Barbara Romaker, 1927-2013: Baker took cakes to artistic levels

7/19/2013
BY MARK ZABORNEY
BLADE STAFF WRITER
Barbara Romaker
Barbara Romaker

LIBERTY CENTER, Ohio — Barbara Romaker, who brought artistry to cake-making and whose creations enlivened weddings, retirements, graduations, and parties, died Wednesday at home in Henry County’s Washington Township. She was 85.

The cause of death was not known. She went through a rehabilitation center after a recent fall but was swimming in her pool at home two weeks ago, said her daughter Janet Romaker Quinn, a Blade staff writer.

Mrs. Romaker was proprietor of the Flour Shoppe, her home-based business in the 1970s through the mid-1980s. She made her first wedding cake in 1956, when her brother Kenneth Russell got married. She found a class she took later to be unfulfilling, and so she taught herself the intricacies of decorating.

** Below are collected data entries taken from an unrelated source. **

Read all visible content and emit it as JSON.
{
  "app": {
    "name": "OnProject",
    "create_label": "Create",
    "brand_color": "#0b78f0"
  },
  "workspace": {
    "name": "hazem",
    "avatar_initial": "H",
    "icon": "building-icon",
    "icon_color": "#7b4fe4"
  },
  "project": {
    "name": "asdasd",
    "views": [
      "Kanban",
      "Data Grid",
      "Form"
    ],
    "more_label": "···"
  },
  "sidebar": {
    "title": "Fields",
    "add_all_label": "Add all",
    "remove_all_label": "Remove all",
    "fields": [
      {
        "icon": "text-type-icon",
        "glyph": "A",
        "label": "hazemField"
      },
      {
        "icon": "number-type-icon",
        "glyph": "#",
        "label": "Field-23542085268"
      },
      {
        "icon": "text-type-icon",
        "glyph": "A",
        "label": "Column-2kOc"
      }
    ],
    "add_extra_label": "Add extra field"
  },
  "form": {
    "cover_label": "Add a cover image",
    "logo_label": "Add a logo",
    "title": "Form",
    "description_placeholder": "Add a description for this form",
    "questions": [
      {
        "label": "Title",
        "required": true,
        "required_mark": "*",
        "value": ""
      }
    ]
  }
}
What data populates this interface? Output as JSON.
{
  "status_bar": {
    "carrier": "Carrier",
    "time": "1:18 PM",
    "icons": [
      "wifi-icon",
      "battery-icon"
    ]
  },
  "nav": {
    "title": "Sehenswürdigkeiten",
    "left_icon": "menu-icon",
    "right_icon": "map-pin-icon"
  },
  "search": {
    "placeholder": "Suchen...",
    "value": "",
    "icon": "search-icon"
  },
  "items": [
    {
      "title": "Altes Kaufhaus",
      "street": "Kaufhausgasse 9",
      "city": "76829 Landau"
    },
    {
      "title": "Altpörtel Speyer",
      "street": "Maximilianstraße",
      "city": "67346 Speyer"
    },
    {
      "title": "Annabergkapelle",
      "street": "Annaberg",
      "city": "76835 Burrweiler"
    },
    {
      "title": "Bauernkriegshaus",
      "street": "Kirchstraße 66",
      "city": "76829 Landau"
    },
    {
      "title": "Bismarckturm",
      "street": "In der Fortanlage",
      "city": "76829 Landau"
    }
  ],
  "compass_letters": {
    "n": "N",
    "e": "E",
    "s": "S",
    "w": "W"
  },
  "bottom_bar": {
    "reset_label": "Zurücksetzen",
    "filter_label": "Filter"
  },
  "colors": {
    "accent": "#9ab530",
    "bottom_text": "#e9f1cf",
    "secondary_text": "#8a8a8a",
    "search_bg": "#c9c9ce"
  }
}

“I learned from the books,” she told The Blade in 1979, “but you really learn from the trial-and-error method.”

Her distinctive cakes suited occasions and recipients. When The Blade acquired a new phone system, she made a phone-shaped cake.

“You could hardly tell the real one from the replica because the cake was so precise,” her daughter said. A turtle-shaped cake went to a woman who made turtle soup; a restaurateur got a stand-up Tiffany-style lampshade.

“Her wedding cakes were stacks of perfection,” her daughter said. “You could tell that love went into every motion.”

Her cakes won ribbons and honors at county fairs in Henry and Fulton counties. She lost some eyesight in the 1980s and decided to close the business rather than risk having a customer get a less-than-perfect cake.

She also was a force behind a fund-raising project at her church, Colton United Methodist, in which she and other members made thousands of creme-filled chocolate eggs for Easter.

Mrs. Romaker also helped on the family farm and with the family’s turkey business. When her husband, Charles, retired and began a woodworking business, she was company vice president and kept the books and, from time to time, worked in their Grand Rapids, Ohio, furniture stores. She also was a seamstress and quiltmaker and, as her children grew up, a scout leader.

Born Dec. 11, 1927, to Louise and Donald Russell, she was a graduate of Swanton High School. She had a record of enterprise. At age 11, she set up a stand at her parents’ place to sell strawberries she picked. She became an adventurer in her 60s, taking hot-air balloon rides around northwest Ohio.

“It’s magical,” said her daughter, whom she persuaded to go along, “and she caught the bug.”

She and her husband married Dec. 12, 1946. He died July 31, 2009.

Surviving are her son, Steven; daughters, Janet Romaker Quinn, Rebecca Romaker Trenchik; eight grandchildren, and three great-grandchildren.

Visitation will be from 2 to 8 p.m. Sunday in the Wright-Habegger Funeral Home, Liberty Center, where services will be at 2 p.m. Monday.

The family suggests tributes to Colton United Methodist Church.